Expect Warmer Than Average Weather This Winter
In their final three-month forecast of the year, meteorologists at the National Oceanic and Atmospheric Administration (NOAA) Climate Prediction Center said this winter is likely to be warmer than the 30-year norm (1971-2000) over much of the nation, yet cooler than last year’s very warm winter season.
For December, January, and February, the federal government agency predicts a two percent warmer winter than the 30-year average, but about nine percent cooler than last year. NOAA says that on average this will be a milder than average winter across much of the North, with fewer Arctic air outbreaks,
Meanwhile, a strengthening El Nino event continues to develop in the equatorial Pacific and is likely to continue into spring 2007.

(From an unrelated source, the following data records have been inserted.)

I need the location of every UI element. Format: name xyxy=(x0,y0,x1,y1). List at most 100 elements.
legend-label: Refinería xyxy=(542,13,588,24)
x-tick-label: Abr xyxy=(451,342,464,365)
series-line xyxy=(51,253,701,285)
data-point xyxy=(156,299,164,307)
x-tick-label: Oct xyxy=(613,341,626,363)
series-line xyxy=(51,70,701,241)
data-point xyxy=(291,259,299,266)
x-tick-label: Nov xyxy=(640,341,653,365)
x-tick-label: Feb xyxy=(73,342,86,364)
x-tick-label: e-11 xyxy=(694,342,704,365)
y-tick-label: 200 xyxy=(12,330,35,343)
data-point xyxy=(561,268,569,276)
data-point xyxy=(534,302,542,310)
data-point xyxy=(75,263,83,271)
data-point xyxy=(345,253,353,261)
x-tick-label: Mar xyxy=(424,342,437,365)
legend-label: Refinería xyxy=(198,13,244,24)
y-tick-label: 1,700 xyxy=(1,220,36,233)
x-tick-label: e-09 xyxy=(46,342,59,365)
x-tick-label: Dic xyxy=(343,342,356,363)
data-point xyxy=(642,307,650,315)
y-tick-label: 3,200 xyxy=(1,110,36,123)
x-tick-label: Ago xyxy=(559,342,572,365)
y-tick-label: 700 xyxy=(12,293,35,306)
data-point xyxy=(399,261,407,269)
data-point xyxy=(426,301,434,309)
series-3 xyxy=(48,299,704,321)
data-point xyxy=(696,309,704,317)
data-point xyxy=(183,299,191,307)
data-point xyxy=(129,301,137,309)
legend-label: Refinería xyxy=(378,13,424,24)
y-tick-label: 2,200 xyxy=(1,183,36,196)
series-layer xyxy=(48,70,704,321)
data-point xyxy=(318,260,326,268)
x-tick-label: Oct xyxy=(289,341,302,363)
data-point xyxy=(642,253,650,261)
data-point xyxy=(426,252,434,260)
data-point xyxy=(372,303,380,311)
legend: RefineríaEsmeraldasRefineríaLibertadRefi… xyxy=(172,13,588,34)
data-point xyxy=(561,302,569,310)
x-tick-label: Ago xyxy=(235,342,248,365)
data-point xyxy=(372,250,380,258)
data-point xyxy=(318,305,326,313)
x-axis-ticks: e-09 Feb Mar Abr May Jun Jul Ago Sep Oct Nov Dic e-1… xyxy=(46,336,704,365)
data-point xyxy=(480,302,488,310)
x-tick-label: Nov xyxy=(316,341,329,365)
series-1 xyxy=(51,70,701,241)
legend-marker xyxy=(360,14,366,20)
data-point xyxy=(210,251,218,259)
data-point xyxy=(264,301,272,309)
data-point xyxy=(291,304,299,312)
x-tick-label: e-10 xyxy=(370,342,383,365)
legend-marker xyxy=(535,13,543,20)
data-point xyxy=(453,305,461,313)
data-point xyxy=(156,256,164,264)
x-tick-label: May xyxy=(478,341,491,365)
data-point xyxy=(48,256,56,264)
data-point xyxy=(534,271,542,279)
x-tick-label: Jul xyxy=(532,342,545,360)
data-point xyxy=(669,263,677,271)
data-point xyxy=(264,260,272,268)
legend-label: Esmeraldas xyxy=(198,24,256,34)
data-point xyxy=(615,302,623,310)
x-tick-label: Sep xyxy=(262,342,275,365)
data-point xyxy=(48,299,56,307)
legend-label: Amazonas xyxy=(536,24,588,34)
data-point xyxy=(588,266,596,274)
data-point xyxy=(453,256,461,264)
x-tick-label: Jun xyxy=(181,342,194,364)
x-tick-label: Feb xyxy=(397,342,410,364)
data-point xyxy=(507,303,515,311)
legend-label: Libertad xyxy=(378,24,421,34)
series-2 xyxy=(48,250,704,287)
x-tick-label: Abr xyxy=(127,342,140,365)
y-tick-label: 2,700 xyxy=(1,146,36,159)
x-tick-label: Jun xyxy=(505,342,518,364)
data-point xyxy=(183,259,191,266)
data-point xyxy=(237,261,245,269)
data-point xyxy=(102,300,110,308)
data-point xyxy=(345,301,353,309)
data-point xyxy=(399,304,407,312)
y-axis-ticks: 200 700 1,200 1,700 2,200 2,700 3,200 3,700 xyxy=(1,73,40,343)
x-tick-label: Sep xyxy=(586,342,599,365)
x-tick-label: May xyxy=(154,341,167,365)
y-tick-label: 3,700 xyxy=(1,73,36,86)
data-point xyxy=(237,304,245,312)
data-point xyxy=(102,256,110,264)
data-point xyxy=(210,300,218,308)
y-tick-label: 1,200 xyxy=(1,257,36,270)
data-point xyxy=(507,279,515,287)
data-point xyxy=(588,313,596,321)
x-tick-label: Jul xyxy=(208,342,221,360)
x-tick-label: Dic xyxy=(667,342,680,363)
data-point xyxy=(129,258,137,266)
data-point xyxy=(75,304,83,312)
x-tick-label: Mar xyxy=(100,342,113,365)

During moderate to strong El Nino episodes, according to NOAA meteorologists, the occurrence of extremely cold days, especially in the Northeast, becomes less likely. This current event is not expected to reach the magnitude of the strong 1997-98 event.
Overall, NOAA seasonal forecasters expect warmer than average temperatures across the Pacific Northwest, the northern and central plains, the Midwest, the Northeast, and northern mid-Atlantic, as well as most of Alaska during December 2006 through February 2007.
Near-average temperatures are favored for parts of the Southeast from Louisiana through North Carolina, while below-average temperatures are anticipated for Hawaii.
Parts of the mid-Atlantic, the Tennessee Valley, the Southwest from Texas to California, and the intermountain West have equal chances of warmer, cooler, and near-normal temperatures this winter.
The precipitation outlook calls for wetter than average conditions across the entire southern tier of the country from central and southern California across the Southwest to Texas and across the Gulf Coast to Florida and the south Atlantic Coast.
Drier-than-average conditions are forecast in the Ohio and Tennessee valleys, the northern Rockies, and Hawaii.
In 2007, NOAA, an agency of the U.S. Commerce Department, celebrates 200 years of science and service to the nation, starting with the establishment of the U.S. Coast and Geodetic Survey in 1807 by Thomas Jefferson.